Дантон не верил в принципы, которые защищал; он рядился в революционные одежды лишь ради того, чтобы преуспеть. «Приходите горланить вместе с нами, — советовал он одному юноше, — когда разбогатеете, вы сможете делать все, что захотите». Он сознался, что не продался двору лишь оттого, что за него недорого давали: бесстыдство ума, который знает себе цену, и корыстолюбия, которое вопиет о себе во всю глотку.
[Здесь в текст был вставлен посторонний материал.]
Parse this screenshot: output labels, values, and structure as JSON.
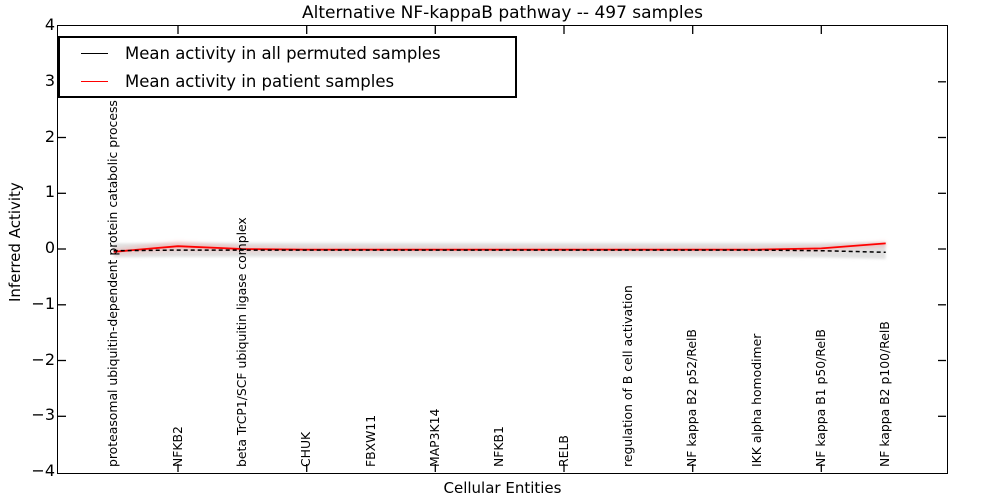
{
  "figure": {
    "title": "Alternative NF-kappaB pathway -- 497 samples"
  },
  "axes": {
    "xlabel": "Cellular Entities",
    "ylabel": "Inferred Activity"
  },
  "legend": {
    "entries": [
      {
        "label": "Mean activity in all permuted samples",
        "color": "#000000",
        "style": "solid"
      },
      {
        "label": "Mean activity in patient samples",
        "color": "#ff0000",
        "style": "solid"
      }
    ]
  },
  "chart_data": {
    "type": "line",
    "title": "Alternative NF-kappaB pathway -- 497 samples",
    "xlabel": "Cellular Entities",
    "ylabel": "Inferred Activity",
    "ylim": [
      -4,
      4
    ],
    "yticks": [
      4,
      3,
      2,
      1,
      0,
      -1,
      -2,
      -3,
      -4
    ],
    "grid": false,
    "legend_position": "upper left",
    "categories": [
      "proteasomal ubiquitin-dependent protein catabolic process",
      "NFKB2",
      "beta TrCP1/SCF ubiquitin ligase complex",
      "CHUK",
      "FBXW11",
      "MAP3K14",
      "NFKB1",
      "RELB",
      "regulation of B cell activation",
      "NF kappa B2 p52/RelB",
      "IKK alpha homodimer",
      "NF kappa B1 p50/RelB",
      "NF kappa B2 p100/RelB"
    ],
    "series": [
      {
        "name": "Mean activity in all permuted samples",
        "color": "#000000",
        "line_style": "dashed",
        "values": [
          -0.03,
          -0.02,
          -0.02,
          -0.02,
          -0.02,
          -0.02,
          -0.02,
          -0.02,
          -0.02,
          -0.02,
          -0.02,
          -0.03,
          -0.06
        ]
      },
      {
        "name": "Mean activity in patient samples",
        "color": "#ff0000",
        "line_style": "solid",
        "values": [
          -0.05,
          0.05,
          0.0,
          -0.01,
          -0.01,
          -0.01,
          -0.01,
          -0.01,
          -0.01,
          -0.01,
          -0.01,
          0.01,
          0.1
        ]
      }
    ],
    "bands": [
      {
        "name": "permuted-samples-range",
        "color": "#d9d9d9",
        "upper": [
          0.1,
          0.11,
          0.11,
          0.11,
          0.11,
          0.11,
          0.11,
          0.11,
          0.11,
          0.11,
          0.11,
          0.11,
          0.12
        ],
        "lower": [
          -0.15,
          -0.14,
          -0.14,
          -0.14,
          -0.14,
          -0.14,
          -0.14,
          -0.14,
          -0.14,
          -0.14,
          -0.14,
          -0.15,
          -0.18
        ]
      },
      {
        "name": "patient-samples-range",
        "color": "#ff8080",
        "upper": [
          0.0,
          0.14,
          0.05,
          0.03,
          0.03,
          0.03,
          0.03,
          0.03,
          0.03,
          0.03,
          0.03,
          0.05,
          0.14
        ],
        "lower": [
          -0.09,
          -0.03,
          -0.04,
          -0.05,
          -0.05,
          -0.05,
          -0.05,
          -0.05,
          -0.05,
          -0.05,
          -0.05,
          -0.03,
          0.04
        ]
      }
    ],
    "xticks_at_category_index": [
      1,
      3,
      5,
      7,
      9,
      11
    ]
  }
}
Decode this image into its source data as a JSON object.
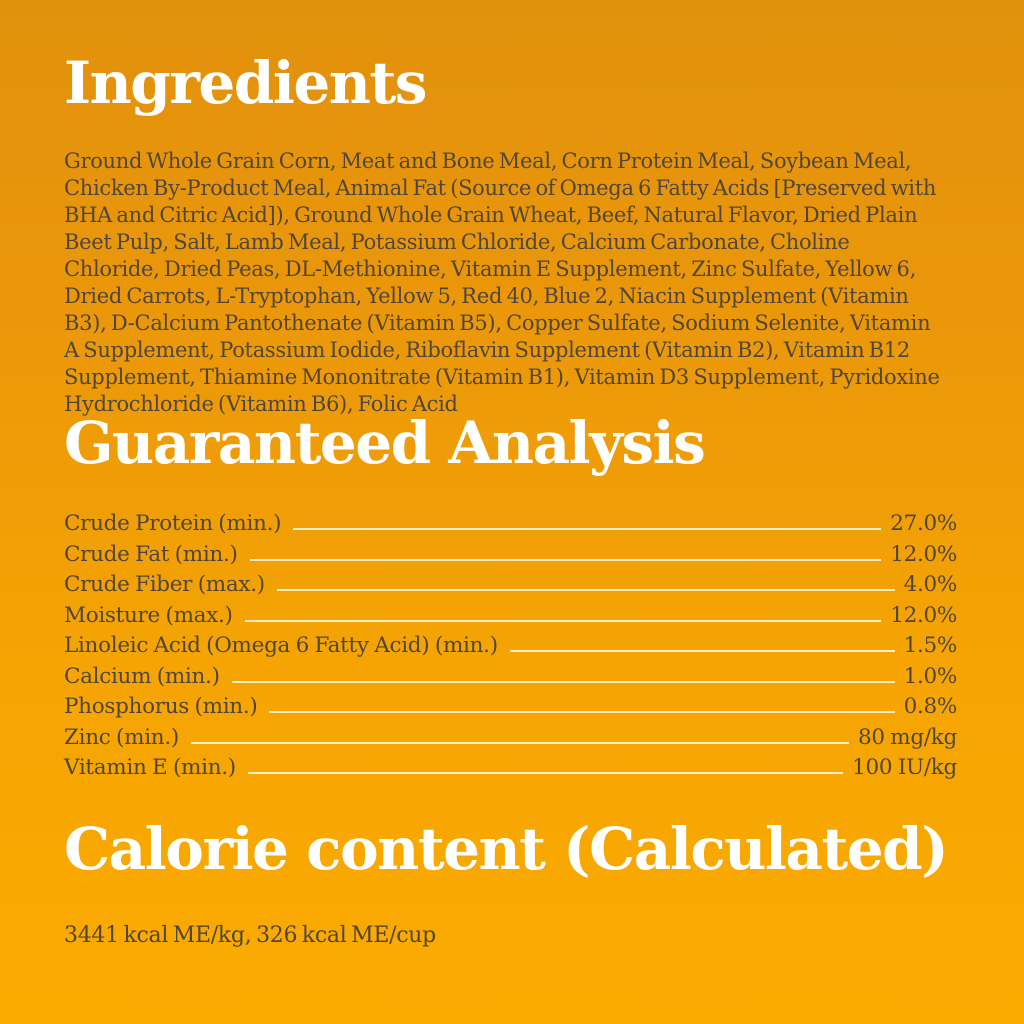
{
  "theme": {
    "background_top": "#e2910d",
    "background_bottom": "#fbab00",
    "heading_color": "#ffffff",
    "text_color": "#514639",
    "leader_line_color": "#f8efc8"
  },
  "ingredients": {
    "title": "Ingredients",
    "text": "Ground Whole Grain Corn, Meat and Bone Meal, Corn Protein Meal, Soybean Meal, Chicken By-Product Meal, Animal Fat (Source of Omega 6 Fatty Acids [Preserved with BHA and Citric Acid]), Ground Whole Grain Wheat, Beef, Natural Flavor, Dried Plain Beet Pulp, Salt, Lamb Meal, Potassium Chloride, Calcium Carbonate, Choline Chloride, Dried Peas, DL-Methionine, Vitamin E Supplement, Zinc Sulfate, Yellow 6, Dried Carrots, L-Tryptophan, Yellow 5, Red 40, Blue 2, Niacin Supplement (Vitamin B3), D-Calcium Pantothenate (Vitamin B5), Copper Sulfate, Sodium Selenite, Vitamin A Supplement, Potassium Iodide, Riboflavin Supplement (Vitamin B2), Vitamin B12 Supplement, Thiamine Mononitrate (Vitamin B1), Vitamin D3 Supplement, Pyridoxine Hydrochloride (Vitamin B6), Folic Acid"
  },
  "guaranteed_analysis": {
    "title": "Guaranteed Analysis",
    "rows": [
      {
        "label": "Crude Protein (min.)",
        "value": "27.0%"
      },
      {
        "label": "Crude Fat (min.)",
        "value": "12.0%"
      },
      {
        "label": "Crude Fiber (max.)",
        "value": "4.0%"
      },
      {
        "label": "Moisture (max.)",
        "value": "12.0%"
      },
      {
        "label": "Linoleic Acid (Omega 6 Fatty Acid) (min.)",
        "value": "1.5%"
      },
      {
        "label": "Calcium (min.)",
        "value": "1.0%"
      },
      {
        "label": "Phosphorus (min.)",
        "value": "0.8%"
      },
      {
        "label": "Zinc (min.)",
        "value": "80 mg/kg"
      },
      {
        "label": "Vitamin E (min.)",
        "value": "100 IU/kg"
      }
    ]
  },
  "calorie_content": {
    "title": "Calorie content (Calculated)",
    "text": "3441 kcal ME/kg, 326 kcal ME/cup"
  }
}
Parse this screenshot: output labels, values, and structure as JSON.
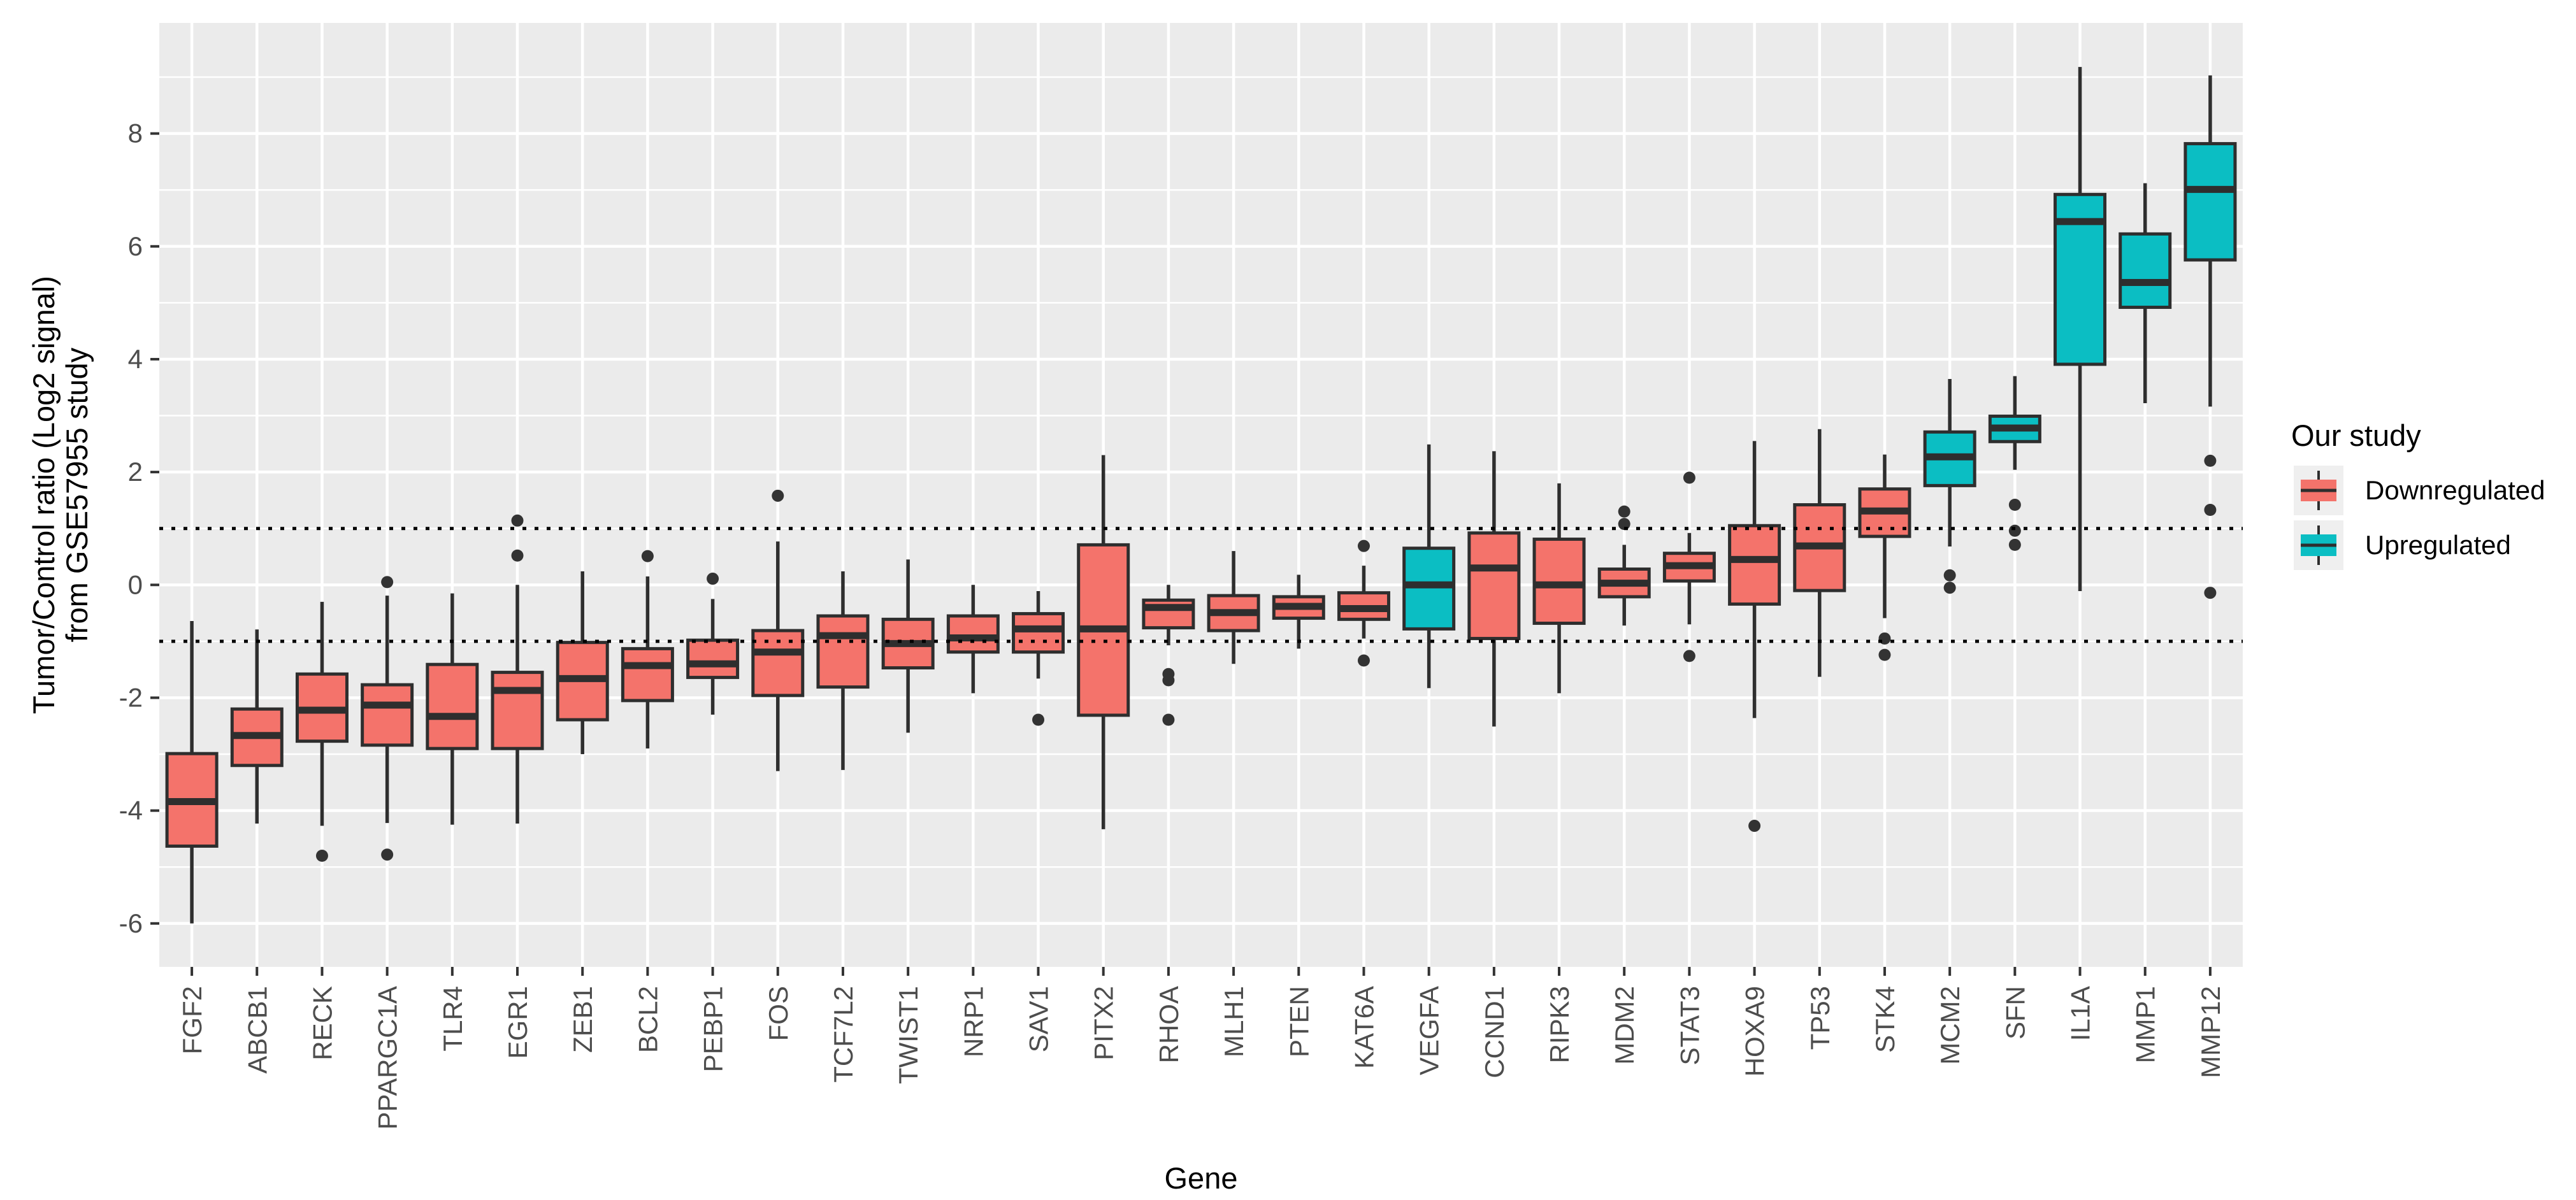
{
  "chart_data": {
    "type": "boxplot",
    "xlabel": "Gene",
    "ylabel_line1": "Tumor/Control ratio (Log2 signal)",
    "ylabel_line2": "from GSE57955 study",
    "ylim": [
      -6.77,
      9.96
    ],
    "y_tick_values": [
      8,
      6,
      4,
      2,
      0,
      -2,
      -4,
      -6
    ],
    "y_tick_labels": [
      "8",
      "6",
      "4",
      "2",
      "0",
      "-2",
      "-4",
      "-6"
    ],
    "gridlines_every": 1,
    "reference_lines": [
      1,
      -1
    ],
    "legend": {
      "title": "Our study",
      "entries": [
        {
          "label": "Downregulated",
          "group": "down"
        },
        {
          "label": "Upregulated",
          "group": "up"
        }
      ]
    },
    "colors": {
      "down": "#F4736B",
      "up": "#0BBEC3",
      "box_stroke": "#2E2E2E",
      "outlier": "#333333",
      "panel_bg": "#EBEBEB",
      "grid": "#FFFFFF",
      "axis_text": "#4D4D4D",
      "tick_mark": "#333333",
      "ref_line": "#000000",
      "legend_key_bg": "#EFEFEF"
    },
    "series": [
      {
        "gene": "FGF2",
        "group": "down",
        "low": -6.0,
        "q1": -4.63,
        "median": -3.84,
        "q3": -2.99,
        "high": -0.64,
        "outliers": []
      },
      {
        "gene": "ABCB1",
        "group": "down",
        "low": -4.23,
        "q1": -3.2,
        "median": -2.67,
        "q3": -2.2,
        "high": -0.79,
        "outliers": []
      },
      {
        "gene": "RECK",
        "group": "down",
        "low": -4.27,
        "q1": -2.77,
        "median": -2.22,
        "q3": -1.58,
        "high": -0.3,
        "outliers": [
          -4.8
        ]
      },
      {
        "gene": "PPARGC1A",
        "group": "down",
        "low": -4.22,
        "q1": -2.84,
        "median": -2.13,
        "q3": -1.77,
        "high": -0.19,
        "outliers": [
          0.05,
          -4.78
        ]
      },
      {
        "gene": "TLR4",
        "group": "down",
        "low": -4.25,
        "q1": -2.9,
        "median": -2.33,
        "q3": -1.41,
        "high": -0.15,
        "outliers": []
      },
      {
        "gene": "EGR1",
        "group": "down",
        "low": -4.23,
        "q1": -2.9,
        "median": -1.87,
        "q3": -1.55,
        "high": 0.0,
        "outliers": [
          1.14,
          0.52
        ]
      },
      {
        "gene": "ZEB1",
        "group": "down",
        "low": -3.0,
        "q1": -2.39,
        "median": -1.66,
        "q3": -1.02,
        "high": 0.24,
        "outliers": []
      },
      {
        "gene": "BCL2",
        "group": "down",
        "low": -2.9,
        "q1": -2.05,
        "median": -1.43,
        "q3": -1.13,
        "high": 0.15,
        "outliers": [
          0.51
        ]
      },
      {
        "gene": "PEBP1",
        "group": "down",
        "low": -2.3,
        "q1": -1.64,
        "median": -1.4,
        "q3": -0.98,
        "high": -0.25,
        "outliers": [
          0.11
        ]
      },
      {
        "gene": "FOS",
        "group": "down",
        "low": -3.3,
        "q1": -1.96,
        "median": -1.19,
        "q3": -0.81,
        "high": 0.77,
        "outliers": [
          1.58
        ]
      },
      {
        "gene": "TCF7L2",
        "group": "down",
        "low": -3.28,
        "q1": -1.81,
        "median": -0.9,
        "q3": -0.55,
        "high": 0.24,
        "outliers": []
      },
      {
        "gene": "TWIST1",
        "group": "down",
        "low": -2.62,
        "q1": -1.47,
        "median": -1.04,
        "q3": -0.61,
        "high": 0.45,
        "outliers": []
      },
      {
        "gene": "NRP1",
        "group": "down",
        "low": -1.92,
        "q1": -1.19,
        "median": -0.94,
        "q3": -0.55,
        "high": 0.0,
        "outliers": []
      },
      {
        "gene": "SAV1",
        "group": "down",
        "low": -1.66,
        "q1": -1.19,
        "median": -0.78,
        "q3": -0.51,
        "high": -0.11,
        "outliers": [
          -2.39
        ]
      },
      {
        "gene": "PITX2",
        "group": "down",
        "low": -4.33,
        "q1": -2.31,
        "median": -0.78,
        "q3": 0.71,
        "high": 2.3,
        "outliers": []
      },
      {
        "gene": "RHOA",
        "group": "down",
        "low": -1.07,
        "q1": -0.76,
        "median": -0.4,
        "q3": -0.27,
        "high": 0.0,
        "outliers": [
          -1.58,
          -1.69,
          -2.39
        ]
      },
      {
        "gene": "MLH1",
        "group": "down",
        "low": -1.4,
        "q1": -0.81,
        "median": -0.49,
        "q3": -0.19,
        "high": 0.6,
        "outliers": []
      },
      {
        "gene": "PTEN",
        "group": "down",
        "low": -1.13,
        "q1": -0.59,
        "median": -0.38,
        "q3": -0.21,
        "high": 0.18,
        "outliers": []
      },
      {
        "gene": "KAT6A",
        "group": "down",
        "low": -0.95,
        "q1": -0.61,
        "median": -0.42,
        "q3": -0.14,
        "high": 0.34,
        "outliers": [
          0.69,
          -1.34
        ]
      },
      {
        "gene": "VEGFA",
        "group": "up",
        "low": -1.83,
        "q1": -0.78,
        "median": 0.0,
        "q3": 0.65,
        "high": 2.49,
        "outliers": []
      },
      {
        "gene": "CCND1",
        "group": "down",
        "low": -2.51,
        "q1": -0.95,
        "median": 0.3,
        "q3": 0.92,
        "high": 2.37,
        "outliers": []
      },
      {
        "gene": "RIPK3",
        "group": "down",
        "low": -1.92,
        "q1": -0.68,
        "median": 0.0,
        "q3": 0.81,
        "high": 1.8,
        "outliers": []
      },
      {
        "gene": "MDM2",
        "group": "down",
        "low": -0.72,
        "q1": -0.21,
        "median": 0.03,
        "q3": 0.28,
        "high": 0.71,
        "outliers": [
          1.3,
          1.08
        ]
      },
      {
        "gene": "STAT3",
        "group": "down",
        "low": -0.7,
        "q1": 0.07,
        "median": 0.34,
        "q3": 0.56,
        "high": 0.92,
        "outliers": [
          1.9,
          -1.26
        ]
      },
      {
        "gene": "HOXA9",
        "group": "down",
        "low": -2.36,
        "q1": -0.34,
        "median": 0.45,
        "q3": 1.05,
        "high": 2.55,
        "outliers": [
          -4.27
        ]
      },
      {
        "gene": "TP53",
        "group": "down",
        "low": -1.63,
        "q1": -0.1,
        "median": 0.69,
        "q3": 1.42,
        "high": 2.76,
        "outliers": []
      },
      {
        "gene": "STK4",
        "group": "down",
        "low": -0.59,
        "q1": 0.86,
        "median": 1.31,
        "q3": 1.7,
        "high": 2.31,
        "outliers": [
          -0.95,
          -1.24
        ]
      },
      {
        "gene": "MCM2",
        "group": "up",
        "low": 0.68,
        "q1": 1.76,
        "median": 2.27,
        "q3": 2.71,
        "high": 3.65,
        "outliers": [
          0.17,
          -0.05
        ]
      },
      {
        "gene": "SFN",
        "group": "up",
        "low": 2.04,
        "q1": 2.54,
        "median": 2.78,
        "q3": 2.99,
        "high": 3.7,
        "outliers": [
          1.42,
          0.96,
          0.71
        ]
      },
      {
        "gene": "IL1A",
        "group": "up",
        "low": -0.11,
        "q1": 3.91,
        "median": 6.44,
        "q3": 6.92,
        "high": 9.18,
        "outliers": []
      },
      {
        "gene": "MMP1",
        "group": "up",
        "low": 3.22,
        "q1": 4.92,
        "median": 5.36,
        "q3": 6.22,
        "high": 7.12,
        "outliers": []
      },
      {
        "gene": "MMP12",
        "group": "up",
        "low": 3.16,
        "q1": 5.76,
        "median": 7.01,
        "q3": 7.82,
        "high": 9.03,
        "outliers": [
          2.2,
          1.33,
          -0.14
        ]
      }
    ]
  }
}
Уступая во всем, даже в уродстве, Мирабо, чьим подручным он был, Дантон превосходил Робеспьера уже тем, что не присваивал преступлениям свое имя. Он сохранял религиозное чувство: «Не для того мы боролись с суевериями, — говорил он, — чтобы воцарилось безбожие». Его страсти могли быть употреблены во благо уже по одному тому, что являлись страстями. Судя поступки людей, должно принимать в расчет их нрав. Преступники, наделенные, подобно Дантону, пылким воображением, кажутся, именно в силу неумеренности их речей и распущенности их нравов, более порочными, нежели преступники хладнокровные, меж тем как на самом деле они порочны в меньшей степени. Это замечание верно и по отношению к народу: в массе своей народ — страстный поэт, автор и исполнитель пьесы, которую он играет по своей или чужой воле. Его бесчинства — следствие не столько врожденной жестокости, сколько исступления толпы, охмелевшей от зрелищ, в особенности же зрелищ трагических; недаром в гнусностях, совершаемых народом, всегда есть нечто чрезмерное — словно толпу волнует, достаточно ли внушительно она выглядит и достаточно ли сильное впечатление производит.
[d2]
[d3]
В портретах революционных деятелей Шатобриан черпает конкретные факты прежде всего из их жизнеописаний, помещенных в многотомной «Всемирной биографии» Мишо (1810–1826), но, по своему обыкновению, рисует с помощью наиболее ярких деталей, разысканных в пространных чужих текстах, символическую картину эпохи, увиденной как бы с птичьего полета (по определению Пушкина, данному в статье «О Мильтоне и Шатобриановом переводе «Потерянного рая», создает изображение «быстрое и широкое»).